Sa carrière est lancée. Depuis les années 1940, en se perfectionnant auprès de Médard Ferrero, «Il Professore», il a promené son piano à bretelles partout, de brasseries en dancings, de studios en Six Jours cycliste au Vel’d’Hiv, de tournées avec Yves Montand en aventures dans le jazz, de duos en grands orchestres. Sa culture classique, son habileté à déchiffrer, ont fait de lui dès la fin des années 1940 un accordéoniste de studio très demandé. En 1949, il participe à l’enregistrement de Sous le Ciel de Paris d’Edith Piaf. Puis vinrent Gilbert Bécaud, Barbara, Boris Vian, Mouloudji, Juliette Gréco, Francis Lemarque, Yves Montand, entre autres…

Stéphane Grappelli et Marcel Azzola jouent Les Feuilles mortes

L’accordéon de Marcel Azzola parcourt aussi la bande-son de nombreux films, comme cette petite mélodie accompagnant M. Hulot sur son solex dans Mon Oncle de Jacques Tati. Il a aussi côtoyé les rois du musette: Gus Viseur, et surtout Tony Murena.
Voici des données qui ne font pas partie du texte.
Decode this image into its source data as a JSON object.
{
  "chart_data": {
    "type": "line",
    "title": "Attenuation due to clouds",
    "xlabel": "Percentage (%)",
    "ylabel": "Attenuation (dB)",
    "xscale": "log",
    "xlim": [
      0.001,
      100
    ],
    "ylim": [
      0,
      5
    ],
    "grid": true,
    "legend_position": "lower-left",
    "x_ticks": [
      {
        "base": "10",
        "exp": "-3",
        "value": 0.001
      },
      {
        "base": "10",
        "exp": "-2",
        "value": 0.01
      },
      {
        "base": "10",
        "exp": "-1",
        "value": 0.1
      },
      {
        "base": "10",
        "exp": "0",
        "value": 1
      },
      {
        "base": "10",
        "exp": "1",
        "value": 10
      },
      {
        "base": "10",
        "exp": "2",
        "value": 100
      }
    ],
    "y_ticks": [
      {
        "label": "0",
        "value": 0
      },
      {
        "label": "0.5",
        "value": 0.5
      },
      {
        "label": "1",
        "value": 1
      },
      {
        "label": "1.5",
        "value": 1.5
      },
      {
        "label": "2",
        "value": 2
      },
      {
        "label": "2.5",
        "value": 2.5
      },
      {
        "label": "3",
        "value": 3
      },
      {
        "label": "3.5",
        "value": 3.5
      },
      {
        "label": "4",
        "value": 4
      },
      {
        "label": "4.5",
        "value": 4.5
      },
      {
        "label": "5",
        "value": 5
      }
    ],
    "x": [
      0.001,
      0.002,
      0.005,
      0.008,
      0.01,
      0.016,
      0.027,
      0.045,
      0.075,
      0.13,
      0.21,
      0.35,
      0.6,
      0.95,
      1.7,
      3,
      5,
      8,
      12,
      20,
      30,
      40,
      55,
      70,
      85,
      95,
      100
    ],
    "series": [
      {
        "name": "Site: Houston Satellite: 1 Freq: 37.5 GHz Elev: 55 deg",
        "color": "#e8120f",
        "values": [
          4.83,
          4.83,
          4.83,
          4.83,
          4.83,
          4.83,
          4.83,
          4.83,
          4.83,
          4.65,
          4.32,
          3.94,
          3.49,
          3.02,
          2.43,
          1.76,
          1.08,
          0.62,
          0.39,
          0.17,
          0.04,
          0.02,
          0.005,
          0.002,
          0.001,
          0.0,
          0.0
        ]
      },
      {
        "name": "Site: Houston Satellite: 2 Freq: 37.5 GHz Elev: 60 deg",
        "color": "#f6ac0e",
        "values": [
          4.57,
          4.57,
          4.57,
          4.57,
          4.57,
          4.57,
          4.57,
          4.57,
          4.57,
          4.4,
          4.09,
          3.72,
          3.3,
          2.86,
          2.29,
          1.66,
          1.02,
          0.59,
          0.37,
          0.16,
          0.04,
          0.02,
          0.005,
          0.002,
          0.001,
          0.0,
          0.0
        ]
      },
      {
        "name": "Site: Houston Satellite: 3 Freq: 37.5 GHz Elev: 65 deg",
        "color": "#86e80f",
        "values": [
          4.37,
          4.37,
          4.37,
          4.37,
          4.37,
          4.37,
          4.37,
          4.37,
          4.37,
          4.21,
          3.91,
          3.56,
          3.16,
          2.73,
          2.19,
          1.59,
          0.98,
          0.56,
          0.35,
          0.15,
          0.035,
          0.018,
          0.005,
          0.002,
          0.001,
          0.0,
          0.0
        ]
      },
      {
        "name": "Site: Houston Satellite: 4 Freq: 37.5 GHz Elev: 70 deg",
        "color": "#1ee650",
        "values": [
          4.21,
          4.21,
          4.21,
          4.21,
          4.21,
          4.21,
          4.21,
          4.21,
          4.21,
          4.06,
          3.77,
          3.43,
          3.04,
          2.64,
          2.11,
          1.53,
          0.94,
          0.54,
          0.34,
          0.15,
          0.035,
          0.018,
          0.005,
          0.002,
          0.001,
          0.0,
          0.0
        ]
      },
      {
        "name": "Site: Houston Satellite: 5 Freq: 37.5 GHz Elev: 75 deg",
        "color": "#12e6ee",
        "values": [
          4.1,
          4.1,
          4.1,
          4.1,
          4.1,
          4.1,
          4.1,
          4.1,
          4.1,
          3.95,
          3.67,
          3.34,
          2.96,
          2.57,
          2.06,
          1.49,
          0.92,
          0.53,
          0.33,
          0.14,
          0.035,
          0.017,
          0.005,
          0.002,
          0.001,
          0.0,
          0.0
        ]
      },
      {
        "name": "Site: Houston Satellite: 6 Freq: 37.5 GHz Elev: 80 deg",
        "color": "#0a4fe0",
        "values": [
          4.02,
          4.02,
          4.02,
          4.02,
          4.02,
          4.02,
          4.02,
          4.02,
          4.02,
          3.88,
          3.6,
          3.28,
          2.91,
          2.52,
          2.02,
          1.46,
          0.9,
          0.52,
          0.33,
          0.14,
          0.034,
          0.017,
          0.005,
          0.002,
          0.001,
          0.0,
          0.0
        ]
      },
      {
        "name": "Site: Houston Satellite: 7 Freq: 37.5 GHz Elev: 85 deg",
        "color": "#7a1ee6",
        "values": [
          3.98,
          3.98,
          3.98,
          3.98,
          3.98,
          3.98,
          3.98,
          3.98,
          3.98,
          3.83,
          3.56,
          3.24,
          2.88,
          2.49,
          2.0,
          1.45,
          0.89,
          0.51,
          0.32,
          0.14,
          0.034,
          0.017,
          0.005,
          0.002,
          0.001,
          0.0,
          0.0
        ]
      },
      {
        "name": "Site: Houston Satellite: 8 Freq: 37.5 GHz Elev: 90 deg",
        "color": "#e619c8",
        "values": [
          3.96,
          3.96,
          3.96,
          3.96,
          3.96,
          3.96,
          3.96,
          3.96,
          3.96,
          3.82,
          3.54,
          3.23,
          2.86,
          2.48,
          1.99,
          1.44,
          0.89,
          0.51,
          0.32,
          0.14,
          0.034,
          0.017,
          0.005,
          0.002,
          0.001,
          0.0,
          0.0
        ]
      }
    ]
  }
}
Il a également fait du bal, animé plusieurs Six Jours cyclistes au Vel’d’Hiv, un événement «people» à l’époque, suivi trois Tours de France dans la caravane…

 

Sa technique lui a aussi permis de se glisser avec aisance dans le monde du jazz, aux côtés de Stéphane Grappelli, Dany Doriz ou Toot Thielemans, et d’être un acteur du rapprochement entre jazz et musette dans les années 1980. Professeur à l’Ecole de musique d’Orsay pendant vingt ans, il a milité depuis les années 1970, avec ses collègues Joe Rossi, Joss Baselli et André Astier, pour la reconnaissance de l’accordéon. Aboutissement de cet acharnement: l’inscription de cet instrument au Conservatoire national supérieur de musique de Paris en 2002.

 

Ce musicien de grande classe se doublait d’un homme charmant, loué pour sa gentillesse et sa modestie. «Il a toujours eu du respect pour les gens», assure Philippe Krümm. Statufié au musée Grévin de 1969 à 1981, il avait refusé la Légion d’Honneur mais accepté les insignes de chevalier puis de commandeur des Arts et des Lettres. Marcel Azzola souffrait depuis très longtemps de la maladie de Dupuytren à la main droite. Le mal s’étant accentué, son activité s’était singulièrement réduite ces dernières années. Il passait l’essentiel de son temps dans la gentilhommière de Villennes-sur-Seine qu’il partageait avec Lina Bossatti, pianiste et violoniste talentueuse.